About the Company
Crudcook is a specialist talent solutions partner focused on senior technical hiring for high-growth technology and fintech companies. We partner with venture-backed startups, scaling businesses, and category-defining teams to identify, engage, and place senior engineering and AI/ML talent across India and globally. Our approach combines deep technical understanding with a curated, relationship-led search process, ensuring depth, quality, and meaningful candidate experiences. We have a track record of placing senior engineers, machine learning practitioners, and technical leaders into roles where they can do their best work. We believe great hiring is about fit, not filtering, and are committed to a candidate-first process.
About the Role
This is a remote role for an Applied AI/ML Engineer (Foundation Models & Data), hired on behalf of our client — a well-funded fintech building payments infrastructure at scale. As the first ML hire, this role offers unusually broad scope and significant ownership, allowing you to build the machine learning function from the ground up. Collaboration, systems thinking, technical leadership, and continuous learning are core aspects of this role.
Responsibilities
- Own the foundation model layer of the company's stack end-to-end.
- Fine-tune open-weight large language models on proprietary transaction, partner, and operational data.
- Design model pipelines that move from raw event data to production inference.
- Build the data infrastructure that supports the full machine learning lifecycle.
- Apply classical machine learning for tasks such as liquidity and volume forecasting, anomaly detection across transaction flows, and partner behavior modeling.
- Work closely with the founding team, senior engineers, and cross-functional stakeholders to ship reliable, production-grade systems in a regulated, latency-sensitive domain.
Qualifications
- 4–6 years of experience building production machine learning systems, with significant hands-on work on transformer-based models.
- Demonstrable experience fine-tuning open-weight LLMs (Llama, Qwen, Mistral, Gemma) using techniques such as LoRA, QLoRA, full fine-tuning, DPO, ORPO, or continued pre-training.
- Deep understanding of transformer architecture, including attention mechanisms, positional encodings, tokenization tradeoffs, and context length considerations.
- Proven track record of shipping at least one fine-tuned LLM to production.
- Strong foundation in classical machine learning and forecasting — gradient boosting, time-series methods (Prophet, statsforecast, SARIMA), and statistical reasoning.
- Experience designing and optimizing machine learning models across both classical and deep learning paradigms.
- Proficiency in Python, with fluency in PyTorch and the Hugging Face ecosystem (transformers, peft, trl, datasets).
- Hands-on experience with at least one inference server such as vLLM, TGI, or SGLang.
- Real data engineering capability — SQL fluency, pipeline orchestration, schema design, and familiarity with feature store concepts including point-in-time correctness and online/offline parity.
- Comfort with Google Cloud Platform (Vertex AI, GKE, BigQuery, GCS) or equivalent experience on AWS or Azure.
- Strong foundation in computer science, algorithms, statistics, and applied mathematics.

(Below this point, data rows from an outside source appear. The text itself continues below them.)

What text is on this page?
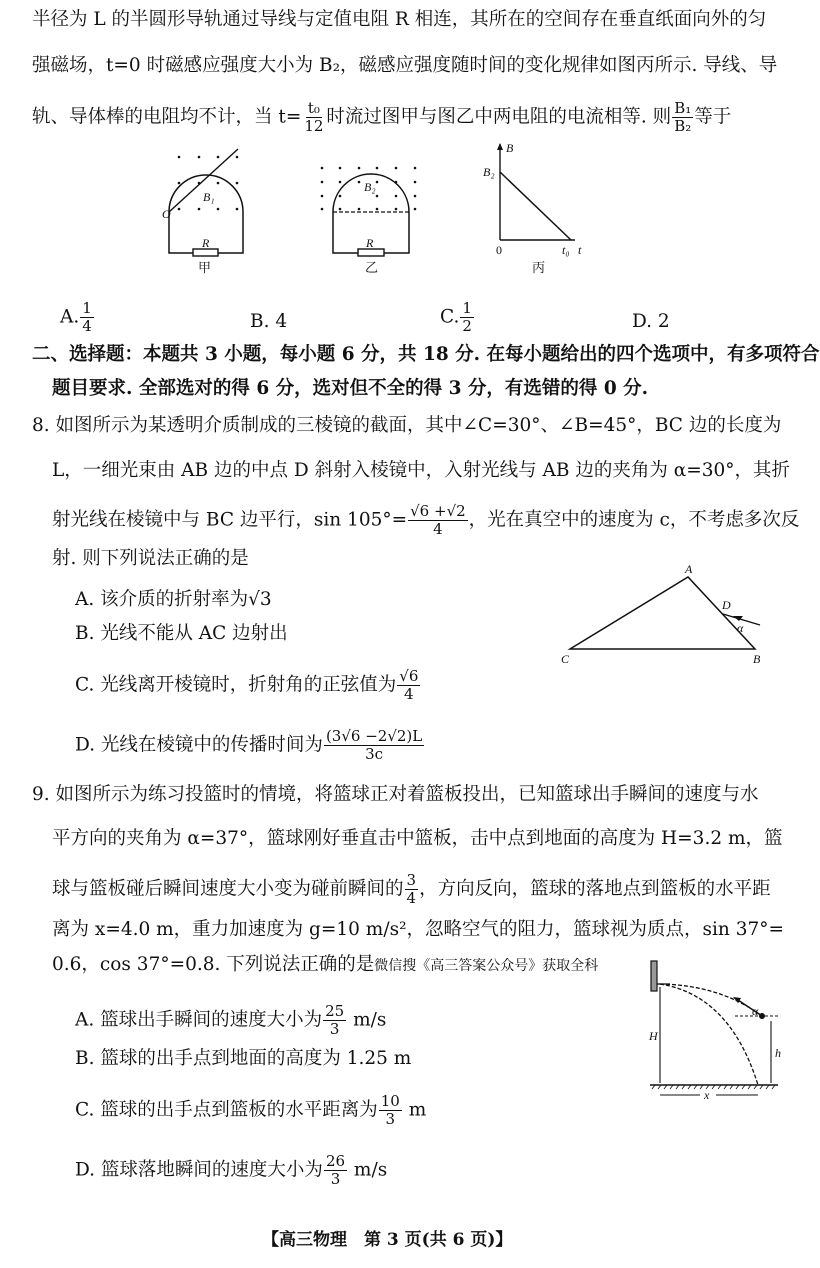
半径为 L 的半圆形导轨通过导线与定值电阻 R 相连，其所在的空间存在垂直纸面向外的匀
强磁场，t=0 时磁感应强度大小为 B₂，磁感应强度随时间的变化规律如图丙所示. 导线、导
轨、导体棒的电阻均不计，当 $t= \frac{\text{t₀}}{12}$ 时流过图甲与图乙中两电阻的电流相等. 则 $\frac{\text{B₁}}{\text{B₂}}$ 等于
O
B₁
R
甲
B₂
R
乙
B
B₂
0	t₀ t
丙
A. $\frac{1}{4}$	B. 4	C. $\frac{1}{2}$	D. 2
二、选择题：本题共 3 小题，每小题 6 分，共 18 分. 在每小题给出的四个选项中，有多项符合
题目要求. 全部选对的得 6 分，选对但不全的得 3 分，有选错的得 0 分.
8. 如图所示为某透明介质制成的三棱镜的截面，其中∠C=30°、∠B=45°，BC 边的长度为
L，一细光束由 AB 边的中点 D 斜射入棱镜中，入射光线与 AB 边的夹角为 α=30°，其折
射光线在棱镜中与 BC 边平行，$\sin 105^\circ= \frac{√6 +√2}{4}$ ，光在真空中的速度为 c，不考虑多次反
射. 则下列说法正确的是
A. 该介质的折射率为√3
B. 光线不能从 AC 边射出
C. 光线离开棱镜时，折射角的正弦值为 $\frac{√6}{4}$
D. 光线在棱镜中的传播时间为 $\frac{(3√6 -2√2)L}{3c}$
A
B
C
D
α
9. 如图所示为练习投篮时的情境，将篮球正对着篮板投出，已知篮球出手瞬间的速度与水
平方向的夹角为 α=37°，篮球刚好垂直击中篮板，击中点到地面的高度为 H=3.2 m，篮
球与篮板碰后瞬间速度大小变为碰前瞬间的 $\frac{3}{4}$ ，方向反向，篮球的落地点到篮板的水平距
离为 x=4.0 m，重力加速度为 g=10 m/s²，忽略空气的阻力，篮球视为质点，sin 37°=
0.6，cos 37°=0.8. 下列说法正确的是微信搜《高三答案公众号》获取全科
A. 篮球出手瞬间的速度大小为 $\frac{25}{3} m/s$
B. 篮球的出手点到地面的高度为 1.25 m
C. 篮球的出手点到篮板的水平距离为 $\frac{10}{3}$ m
D. 篮球落地瞬间的速度大小为 $\frac{26}{3} m/s$
H
h
α
x
【高三物理　第 3 页(共 6 页)】
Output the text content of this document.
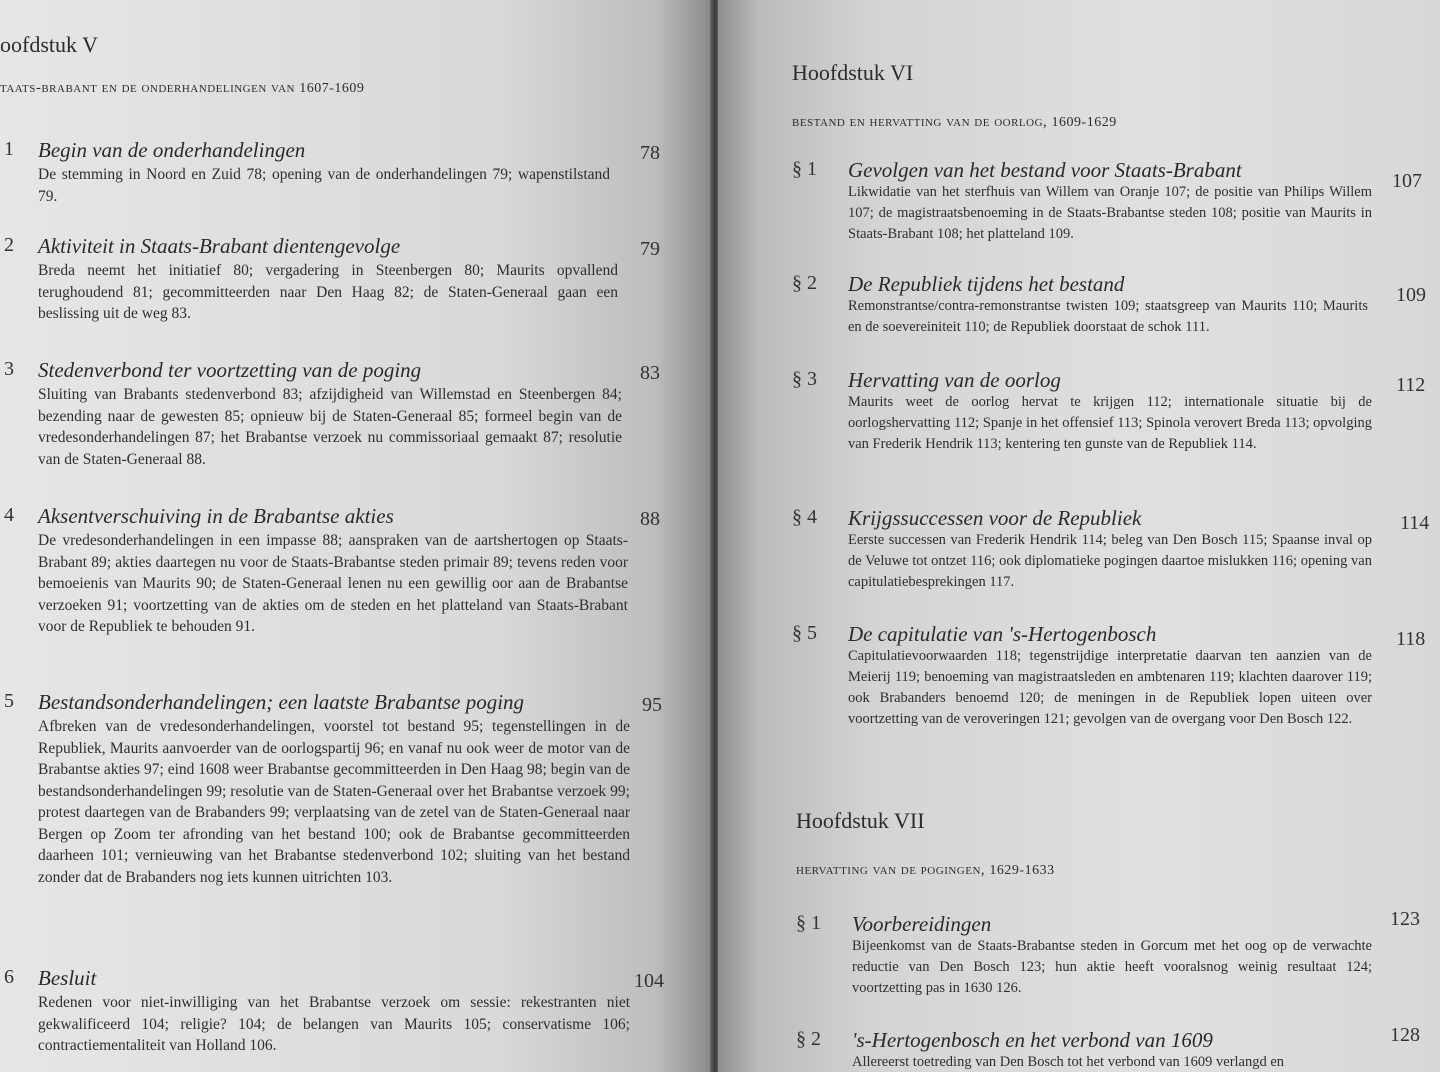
oofdstuk V
taats-brabant en de onderhandelingen van 1607-1609
1 Begin van de onderhandelingen	78
De stemming in Noord en Zuid 78; opening van de onderhandelingen 79; wapenstilstand 79.
2 Aktiviteit in Staats-Brabant dientengevolge	79
Breda neemt het initiatief 80; vergadering in Steenbergen 80; Maurits opvallend terughoudend 81; gecommitteerden naar Den Haag 82; de Staten-Generaal gaan een beslissing uit de weg 83.
3 Stedenverbond ter voortzetting van de poging	83
Sluiting van Brabants stedenverbond 83; afzijdigheid van Willemstad en Steenbergen 84; bezending naar de gewesten 85; opnieuw bij de Staten-Generaal 85; formeel begin van de vredesonderhandelingen 87; het Brabantse verzoek nu commissoriaal gemaakt 87; resolutie van de Staten-Generaal 88.
4 Aksentverschuiving in de Brabantse akties	88
De vredesonderhandelingen in een impasse 88; aanspraken van de aartshertogen op Staats-Brabant 89; akties daartegen nu voor de Staats-Brabantse steden primair 89; tevens reden voor bemoeienis van Maurits 90; de Staten-Generaal lenen nu een gewillig oor aan de Brabantse verzoeken 91; voortzetting van de akties om de steden en het platteland van Staats-Brabant voor de Republiek te behouden 91.
5 Bestandsonderhandelingen; een laatste Brabantse poging	95
Afbreken van de vredesonderhandelingen, voorstel tot bestand 95; tegenstellingen in de Republiek, Maurits aanvoerder van de oorlogspartij 96; en vanaf nu ook weer de motor van de Brabantse akties 97; eind 1608 weer Brabantse gecommitteerden in Den Haag 98; begin van de bestandsonderhandelingen 99; resolutie van de Staten-Generaal over het Brabantse verzoek 99; protest daartegen van de Brabanders 99; verplaatsing van de zetel van de Staten-Generaal naar Bergen op Zoom ter afronding van het bestand 100; ook de Brabantse gecommitteerden daarheen 101; vernieuwing van het Brabantse stedenverbond 102; sluiting van het bestand zonder dat de Brabanders nog iets kunnen uitrichten 103.
6 Besluit	104
Redenen voor niet-inwilliging van het Brabantse verzoek om sessie: rekestranten niet gekwalificeerd 104; religie? 104; de belangen van Maurits 105; conservatisme 106; contractiementaliteit van Holland 106.
Hoofdstuk VI
bestand en hervatting van de oorlog, 1609-1629
§ 1 Gevolgen van het bestand voor Staats-Brabant	107
Likwidatie van het sterfhuis van Willem van Oranje 107; de positie van Philips Willem 107; de magistraatsbenoeming in de Staats-Brabantse steden 108; positie van Maurits in Staats-Brabant 108; het platteland 109.
§ 2 De Republiek tijdens het bestand	109
Remonstrantse/contra-remonstrantse twisten 109; staatsgreep van Maurits 110; Maurits en de soevereiniteit 110; de Republiek doorstaat de schok 111.
§ 3 Hervatting van de oorlog	112
Maurits weet de oorlog hervat te krijgen 112; internationale situatie bij de oorlogshervatting 112; Spanje in het offensief 113; Spinola verovert Breda 113; opvolging van Frederik Hendrik 113; kentering ten gunste van de Republiek 114.
§ 4 Krijgssuccessen voor de Republiek	114
Eerste successen van Frederik Hendrik 114; beleg van Den Bosch 115; Spaanse inval op de Veluwe tot ontzet 116; ook diplomatieke pogingen daartoe mislukken 116; opening van capitulatiebesprekingen 117.
§ 5 De capitulatie van 's-Hertogenbosch	118
Capitulatievoorwaarden 118; tegenstrijdige interpretatie daarvan ten aanzien van de Meierij 119; benoeming van magistraatsleden en ambtenaren 119; klachten daarover 119; ook Brabanders benoemd 120; de meningen in de Republiek lopen uiteen over voortzetting van de veroveringen 121; gevolgen van de overgang voor Den Bosch 122.
Hoofdstuk VII
hervatting van de pogingen, 1629-1633
§ 1 Voorbereidingen	123
Bijeenkomst van de Staats-Brabantse steden in Gorcum met het oog op de verwachte reductie van Den Bosch 123; hun aktie heeft vooralsnog weinig resultaat 124; voortzetting pas in 1630 126.
§ 2 's-Hertogenbosch en het verbond van 1609	128
Allereerst toetreding van Den Bosch tot het verbond van 1609 verlangd en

- Strong analytical, problem-solving, and design-documentation skills.
- Bachelor's or Master's degree in Computer Science, Machine Learning, Statistics, or a related field.
- Plus points: Experience with agent frameworks, Model Context Protocol (MCP), tool-use evaluation, or multi-agent orchestration; Background in fintech, payments, fraud, or other regulated domains; Open-source contributions to machine learning or LLM tooling; Distributed training experience (FSDP, DeepSpeed, multi-node); Experience with liquidity, treasury, or financial forecasting in a payments or trading context.